Epic, an electronic patient information company, provides financial incentives for healthcare systems that use its own algorithms – and these algorithms can produce inaccurate predictions, a Stat News investigation found.
Epic is the largest electronic patient record company in the United States, with health records for approximately 250 million people. The company has about 20 algorithms designed to predict things like how long a patient can stay in the hospital, which patients can become seriously ill, and which can develop into a deadly condition called sepsis.
Like many other groups that build health algorithms, Epic does not publicly share details about building algorithms. Researchers at hospitals that use Epic can research the tools, but all research is challenging: they can’t reveal dedicated information and can worry about making the employer’s relationship with the company more difficult if they publish negative results; Stat News reported.
Studies own made algorithms show that they often do not work as well as advertised. One analysis the sepsis algorithm, which Epic says works 76 percent of the time, was found to be correct only 63 percent of the time.

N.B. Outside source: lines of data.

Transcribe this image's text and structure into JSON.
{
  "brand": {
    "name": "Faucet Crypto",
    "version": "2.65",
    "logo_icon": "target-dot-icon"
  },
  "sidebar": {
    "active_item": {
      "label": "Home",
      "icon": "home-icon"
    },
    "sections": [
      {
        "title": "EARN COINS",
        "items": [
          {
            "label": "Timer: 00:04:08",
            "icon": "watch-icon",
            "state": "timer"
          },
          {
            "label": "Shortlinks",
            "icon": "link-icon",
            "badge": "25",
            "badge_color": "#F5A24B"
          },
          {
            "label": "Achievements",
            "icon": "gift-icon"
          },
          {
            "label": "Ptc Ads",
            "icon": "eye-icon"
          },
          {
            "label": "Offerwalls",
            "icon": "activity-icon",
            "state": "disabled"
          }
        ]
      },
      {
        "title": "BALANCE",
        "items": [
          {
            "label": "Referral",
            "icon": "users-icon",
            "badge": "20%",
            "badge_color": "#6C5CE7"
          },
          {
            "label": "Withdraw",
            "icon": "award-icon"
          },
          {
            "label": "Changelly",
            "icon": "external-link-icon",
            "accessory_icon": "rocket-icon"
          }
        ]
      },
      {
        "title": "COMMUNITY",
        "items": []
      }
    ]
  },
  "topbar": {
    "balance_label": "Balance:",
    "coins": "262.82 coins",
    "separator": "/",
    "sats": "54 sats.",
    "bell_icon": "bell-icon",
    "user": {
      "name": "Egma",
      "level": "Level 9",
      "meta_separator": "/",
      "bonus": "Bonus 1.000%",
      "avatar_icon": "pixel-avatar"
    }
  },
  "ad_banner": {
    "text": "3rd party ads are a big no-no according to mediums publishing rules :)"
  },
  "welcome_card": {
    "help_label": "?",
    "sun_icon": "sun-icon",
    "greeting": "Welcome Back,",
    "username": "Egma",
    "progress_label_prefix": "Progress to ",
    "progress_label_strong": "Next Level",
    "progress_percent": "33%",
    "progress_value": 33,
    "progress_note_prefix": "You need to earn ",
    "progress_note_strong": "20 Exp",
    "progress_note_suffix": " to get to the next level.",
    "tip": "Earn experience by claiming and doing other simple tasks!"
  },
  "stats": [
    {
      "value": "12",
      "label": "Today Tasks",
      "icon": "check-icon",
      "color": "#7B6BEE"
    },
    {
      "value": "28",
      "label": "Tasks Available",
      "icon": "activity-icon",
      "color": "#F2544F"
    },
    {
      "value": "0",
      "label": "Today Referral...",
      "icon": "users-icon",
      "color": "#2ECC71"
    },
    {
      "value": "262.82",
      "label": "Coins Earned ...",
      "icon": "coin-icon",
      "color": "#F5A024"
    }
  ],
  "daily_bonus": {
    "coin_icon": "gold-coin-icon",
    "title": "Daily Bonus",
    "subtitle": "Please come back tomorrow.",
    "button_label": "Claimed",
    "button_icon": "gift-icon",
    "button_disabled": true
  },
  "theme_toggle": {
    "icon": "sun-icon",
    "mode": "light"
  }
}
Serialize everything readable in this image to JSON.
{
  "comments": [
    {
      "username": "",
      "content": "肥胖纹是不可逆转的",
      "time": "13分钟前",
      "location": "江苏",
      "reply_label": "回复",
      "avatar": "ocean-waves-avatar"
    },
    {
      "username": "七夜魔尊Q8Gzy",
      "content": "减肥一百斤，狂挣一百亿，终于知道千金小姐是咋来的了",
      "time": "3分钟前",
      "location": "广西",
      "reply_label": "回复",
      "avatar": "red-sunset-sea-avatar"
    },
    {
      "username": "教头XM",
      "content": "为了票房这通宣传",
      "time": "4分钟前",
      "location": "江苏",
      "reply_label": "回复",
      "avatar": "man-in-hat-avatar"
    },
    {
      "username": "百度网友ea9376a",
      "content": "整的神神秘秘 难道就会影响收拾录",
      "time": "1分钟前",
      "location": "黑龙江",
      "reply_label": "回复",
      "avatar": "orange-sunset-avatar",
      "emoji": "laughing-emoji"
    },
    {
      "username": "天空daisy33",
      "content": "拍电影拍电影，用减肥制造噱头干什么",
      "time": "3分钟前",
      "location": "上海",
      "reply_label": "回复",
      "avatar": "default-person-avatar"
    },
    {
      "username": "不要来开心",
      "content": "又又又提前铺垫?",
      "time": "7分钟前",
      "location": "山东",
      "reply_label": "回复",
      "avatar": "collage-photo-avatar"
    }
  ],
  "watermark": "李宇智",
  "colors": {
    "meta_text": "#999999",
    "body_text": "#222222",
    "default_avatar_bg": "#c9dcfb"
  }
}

Despite the problems with the algorithms, Epic encourages hospitals to adopt them. The company’s “honor roll” program has allocated hundreds of thousands of dollars, and in some cases nearly a million dollars, to health care systems that implement technical upgrades, including algorithms. “It would be a terrible world where Epic gives people a million dollars, and the end result is that patients’ health is deteriorating, ”said Glenn Cohen, director of Harvard’s Petrie-Flom Center for Health Law, Biotechnology and Bioethics at the University, said. Stat News. Financial incentives can cause conflicts of interest.
“Epic’s Honor Roll is a voluntary program that encourages the introduction of features that help save lives, increase information exchange, and improve patient, physician, and health system satisfaction,” Epic said in a statement. Stat News.
Some healthcare systems with financial resources and robust IT departments are able to analyze Epic’s ready-made algorithms and adapt them to their needs. However, others may not be able to examine the tools so closely. “The least developed hospitals, which don’t have large data sets, are also the ones most likely to be affected by a million dollars,” Cohen said.